Relationship Between FDI and Exports in the Indian Food and Beverage Sector : An Empirical Study
DOI:
https://doi.org/10.17010/aijer/2023/v12i2/173178Keywords:
export intensity
, FDI, heterogeneity, panel dataJEL Classification Codes
, C23, F14, F23Paper Submission Date
, January 17, 2023, Paper sent back for Revision, April 10, Paper Acceptance Date, April 25, 2023Abstract
Purpose : The current study focused on analyzing the effect of foreign direct investment (FDI) on export performance and identifying the factors responsible for the diverse export performance of the food and beverage sector of the Indian economy. The fundamental incentive for conducting such a study is the growing relevance of exports and FDI in the internationalization process as well as their role in corporate efficacy.
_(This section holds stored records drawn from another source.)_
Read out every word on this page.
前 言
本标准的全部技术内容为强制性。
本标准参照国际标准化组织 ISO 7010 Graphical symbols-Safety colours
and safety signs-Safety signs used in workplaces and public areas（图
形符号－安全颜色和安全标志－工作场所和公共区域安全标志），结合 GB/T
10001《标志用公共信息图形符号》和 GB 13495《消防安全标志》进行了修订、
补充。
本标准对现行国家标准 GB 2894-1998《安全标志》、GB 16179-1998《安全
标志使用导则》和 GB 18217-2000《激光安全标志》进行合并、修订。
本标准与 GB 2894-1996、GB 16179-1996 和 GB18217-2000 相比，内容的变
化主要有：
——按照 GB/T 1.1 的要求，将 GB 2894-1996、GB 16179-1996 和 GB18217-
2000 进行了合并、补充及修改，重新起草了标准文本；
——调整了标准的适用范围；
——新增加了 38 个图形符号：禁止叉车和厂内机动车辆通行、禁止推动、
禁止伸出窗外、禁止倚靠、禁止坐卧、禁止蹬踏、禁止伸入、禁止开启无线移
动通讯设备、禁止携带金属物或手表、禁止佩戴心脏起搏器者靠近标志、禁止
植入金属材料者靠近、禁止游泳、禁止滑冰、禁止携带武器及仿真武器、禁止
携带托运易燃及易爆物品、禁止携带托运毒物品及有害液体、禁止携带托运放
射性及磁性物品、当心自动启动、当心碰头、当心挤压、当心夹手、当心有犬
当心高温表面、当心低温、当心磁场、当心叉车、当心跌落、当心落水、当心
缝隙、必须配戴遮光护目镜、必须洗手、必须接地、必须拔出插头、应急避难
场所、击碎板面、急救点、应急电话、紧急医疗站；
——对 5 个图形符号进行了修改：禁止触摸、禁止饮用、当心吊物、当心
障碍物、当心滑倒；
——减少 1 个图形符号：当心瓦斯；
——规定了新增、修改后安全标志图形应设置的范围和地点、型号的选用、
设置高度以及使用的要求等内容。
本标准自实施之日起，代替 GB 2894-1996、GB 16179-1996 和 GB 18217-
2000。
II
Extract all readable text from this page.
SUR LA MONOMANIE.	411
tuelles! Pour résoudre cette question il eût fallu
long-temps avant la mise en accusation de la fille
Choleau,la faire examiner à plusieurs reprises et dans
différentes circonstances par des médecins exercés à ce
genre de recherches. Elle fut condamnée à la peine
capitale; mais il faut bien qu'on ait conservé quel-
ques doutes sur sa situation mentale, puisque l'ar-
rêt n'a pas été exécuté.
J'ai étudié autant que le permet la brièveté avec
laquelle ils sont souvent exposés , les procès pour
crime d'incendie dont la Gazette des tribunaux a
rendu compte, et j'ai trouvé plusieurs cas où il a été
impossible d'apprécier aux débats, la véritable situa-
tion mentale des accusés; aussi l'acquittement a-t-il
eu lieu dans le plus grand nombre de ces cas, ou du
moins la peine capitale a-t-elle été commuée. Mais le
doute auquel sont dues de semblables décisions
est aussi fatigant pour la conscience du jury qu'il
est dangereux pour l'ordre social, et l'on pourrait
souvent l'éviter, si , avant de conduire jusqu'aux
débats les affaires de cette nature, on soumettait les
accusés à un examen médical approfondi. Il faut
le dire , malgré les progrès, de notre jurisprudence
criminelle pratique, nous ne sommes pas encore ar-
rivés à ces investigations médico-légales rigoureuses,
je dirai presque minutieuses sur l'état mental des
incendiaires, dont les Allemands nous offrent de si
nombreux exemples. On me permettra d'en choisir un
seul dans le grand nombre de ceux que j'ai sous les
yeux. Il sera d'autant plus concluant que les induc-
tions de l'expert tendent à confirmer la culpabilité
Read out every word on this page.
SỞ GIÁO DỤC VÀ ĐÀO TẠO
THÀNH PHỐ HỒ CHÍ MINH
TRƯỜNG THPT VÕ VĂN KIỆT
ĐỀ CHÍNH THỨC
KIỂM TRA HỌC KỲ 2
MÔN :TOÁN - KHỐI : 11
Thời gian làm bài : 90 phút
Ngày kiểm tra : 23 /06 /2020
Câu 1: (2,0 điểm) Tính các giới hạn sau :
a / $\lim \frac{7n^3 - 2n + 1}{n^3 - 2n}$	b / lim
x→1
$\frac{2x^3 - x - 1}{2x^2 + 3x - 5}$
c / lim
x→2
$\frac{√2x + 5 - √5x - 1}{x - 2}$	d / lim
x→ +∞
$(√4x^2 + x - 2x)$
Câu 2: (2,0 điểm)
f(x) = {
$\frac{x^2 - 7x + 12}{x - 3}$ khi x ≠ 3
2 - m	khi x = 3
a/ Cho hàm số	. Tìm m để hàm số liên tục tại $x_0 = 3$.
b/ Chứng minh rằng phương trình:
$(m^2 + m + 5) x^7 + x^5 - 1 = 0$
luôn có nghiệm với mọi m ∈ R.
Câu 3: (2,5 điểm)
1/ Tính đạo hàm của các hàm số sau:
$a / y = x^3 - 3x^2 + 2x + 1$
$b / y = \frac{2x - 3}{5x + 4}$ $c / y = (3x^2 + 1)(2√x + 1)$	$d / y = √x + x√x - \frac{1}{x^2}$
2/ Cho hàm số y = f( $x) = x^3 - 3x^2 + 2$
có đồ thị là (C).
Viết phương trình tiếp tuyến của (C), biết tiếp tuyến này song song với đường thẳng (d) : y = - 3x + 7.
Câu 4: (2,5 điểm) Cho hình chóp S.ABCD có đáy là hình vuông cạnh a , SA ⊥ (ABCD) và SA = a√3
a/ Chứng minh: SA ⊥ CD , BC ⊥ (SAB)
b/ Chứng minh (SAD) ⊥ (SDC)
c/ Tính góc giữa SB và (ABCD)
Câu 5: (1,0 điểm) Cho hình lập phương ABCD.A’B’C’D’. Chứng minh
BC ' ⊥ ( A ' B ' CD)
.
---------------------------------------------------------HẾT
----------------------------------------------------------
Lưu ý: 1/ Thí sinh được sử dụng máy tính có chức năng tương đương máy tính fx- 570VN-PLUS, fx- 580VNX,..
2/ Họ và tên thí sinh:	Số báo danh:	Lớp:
Methodology : Besides FDI being the central variable, certain firm-level variables, namely capital intensity, debt-to-equity ratio, in-house R&D expenditure, embodied technology, disembodied technology, labor productivity, marketing costs, size, and age, were introduced as control variables. The Heckman and Tobit regression approaches were two-panel data techniques used to analyzed and compare the results. Furthermore, the results were computed and analyzed separately for the food, beverage, and manufacturing sectors (comprising the food and beverage sectors taken together).
Findings : The findings revealed that regarding the variable FDI, the results were significantly negative, connoting that the nature of FDI is market-seeking intended to capture a more significant share of the domestic market without a subsequent increase in exports. FDI and exports were, hence, substitutes. In-house research and development and disembodied technology have an insignificant impact on export intensity. Capital intensity, debt-to-equity ratio, and embodied technology were significant variables and gave the same results across the methodologies used for the analysis. The results were different across the methods for labor productivity, marketing costs, size, size square, age, and age square.
Practical Implications : From the point of view of policymakers, there was no increase in exports as FDI was market-seeking. The Government should formulate policies appropriately to draw in additional FDI that seeks efficiency. Additionally, while capital intensity and debt-to-equity ratios were highly detrimental, exports could be increased in India through labor-intensive technology and better financial conditions. Furthermore, importing raw materials and capital goods should be eased as this improves the quality of products produced for exports.
Originality : To the best of our knowledge, this study is the first attempt to investigate the relationship between FDI and exports in the Indian economy’s food and beverage industry in the presence of heterogeneous firm-related characteristics. Understanding this link could help uncover the variables other than FDI that are responsible for varied export performance.